Charitable giving in your estate plan
Many Canadians are including charitable giving in their wills as part of their strategic philanthropic plan, and there’s a growing number of ways to give.
Some high-net-worth families have set up private family foundations to handle their charitable donations. A private family foundation is a corporation or trust registered with the Canada Revenue Agency. In recent years, a growing number of high-net-worth families have turned to donor-advised funds (DAFs), which are administered by a charity to manage donations on behalf of the families. Toronto-based research firm Investor Economics forecasts the value of donor-advised funds in Canada to nearly double to $10-billion over the next five years.
Gandhi says DAFs are helping to make philanthropy more accessible because donors don’t need to get involved in the management and administration of running a foundation like with private family foundations, which can be costly, onerous, and time-consuming.
“Donor-advised funds can provide the flexibility of giving, that many people are looking for as part of their strategic philanthropic plan,” Gandhi says.
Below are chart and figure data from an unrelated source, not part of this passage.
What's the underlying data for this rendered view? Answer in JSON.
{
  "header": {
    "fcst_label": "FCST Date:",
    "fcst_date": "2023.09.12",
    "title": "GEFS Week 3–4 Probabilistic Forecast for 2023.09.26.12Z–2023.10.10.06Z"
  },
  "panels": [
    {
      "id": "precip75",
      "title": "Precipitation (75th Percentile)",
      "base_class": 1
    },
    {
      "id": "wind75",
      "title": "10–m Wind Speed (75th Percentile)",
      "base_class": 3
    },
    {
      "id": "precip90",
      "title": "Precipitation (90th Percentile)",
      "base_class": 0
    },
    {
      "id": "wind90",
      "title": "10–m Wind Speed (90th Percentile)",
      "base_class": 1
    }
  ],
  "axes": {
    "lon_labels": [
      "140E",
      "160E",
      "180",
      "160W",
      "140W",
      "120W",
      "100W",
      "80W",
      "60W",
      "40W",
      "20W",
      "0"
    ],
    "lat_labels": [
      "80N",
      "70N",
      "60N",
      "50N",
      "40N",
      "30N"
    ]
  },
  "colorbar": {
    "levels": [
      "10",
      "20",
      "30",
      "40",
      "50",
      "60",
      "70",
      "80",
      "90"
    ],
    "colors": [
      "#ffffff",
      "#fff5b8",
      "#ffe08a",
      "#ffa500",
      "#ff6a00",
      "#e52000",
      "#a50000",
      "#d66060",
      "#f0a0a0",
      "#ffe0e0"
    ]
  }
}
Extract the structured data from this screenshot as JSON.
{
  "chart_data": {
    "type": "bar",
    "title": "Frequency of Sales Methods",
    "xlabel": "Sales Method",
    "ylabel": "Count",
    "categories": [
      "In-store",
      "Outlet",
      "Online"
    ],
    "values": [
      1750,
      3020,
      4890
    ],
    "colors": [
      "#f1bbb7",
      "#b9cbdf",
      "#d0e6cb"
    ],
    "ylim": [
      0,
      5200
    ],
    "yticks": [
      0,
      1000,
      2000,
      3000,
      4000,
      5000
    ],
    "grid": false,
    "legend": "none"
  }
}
Gordon also points to campaigns like Will Power, launched this fall, which encourages Canadians to leave a gift to charity in their estate. The goal of this campaign is to inspire $40 billion in gifts to charities by the end of the decade.
“A big part of it is to create awareness about leaving money to a charity in your will and how you can do it,” Gordon says. “It’s not that people don’t realize and want to give to charities when they pass away: It’s more that they don’t know how to structure it.”
More people are also donating artwork, marketable securities, insurance policies or other assets to charities, using the different giving structures that are available, some of which can have additional tax advantages.
Gordon recommends anyone looking to donate to a charity in their will discuss it with a professional advisor and the charity to ensure the donation can be made as efficiently and tax effectively as possible.
Letter of wishes
It is becoming increasingly common to add an addendum to a will typically called a letter of wishes, which is a set of private instructions or comments addressed towards the executors, beneficiaries, or other specific individuals.
“A letter of wishes can add an explanation or guidance for certain clauses included in the will which can remain private” Gandhi says. An example could be why a beneficiary received fewer assets or wasn’t included in the will.
“We suggest preparing letters of wishes to provide context and intention” Gandhi says. And while the letters may not be legally binding, they can be morally binding on the executor, she adds.
Time to update your estate plan
Our lives are constantly changing, including the people in our lives and assets that we own. Estate planning may not be top-of-mind with so many other immediate priorities, but it’s important to ensure your estate plan is updated so that your loved ones will be looked after—the way you intended—when you die.
“It’s always good to review your estate plan every few years,” Gordon says. “Even if you don’t change your will, you want to make sure that you’re still comfortable with how everything will be handled.”
It’s also a good idea to review your will with a qualified team of professionals who can ensure your estate plan includes traditional and non-traditional considerations.
According to Gordon “It’s best to work with an advisor who has the experience and knowledge to help you achieve your in-life goals and to leave the kind of legacy that you want”.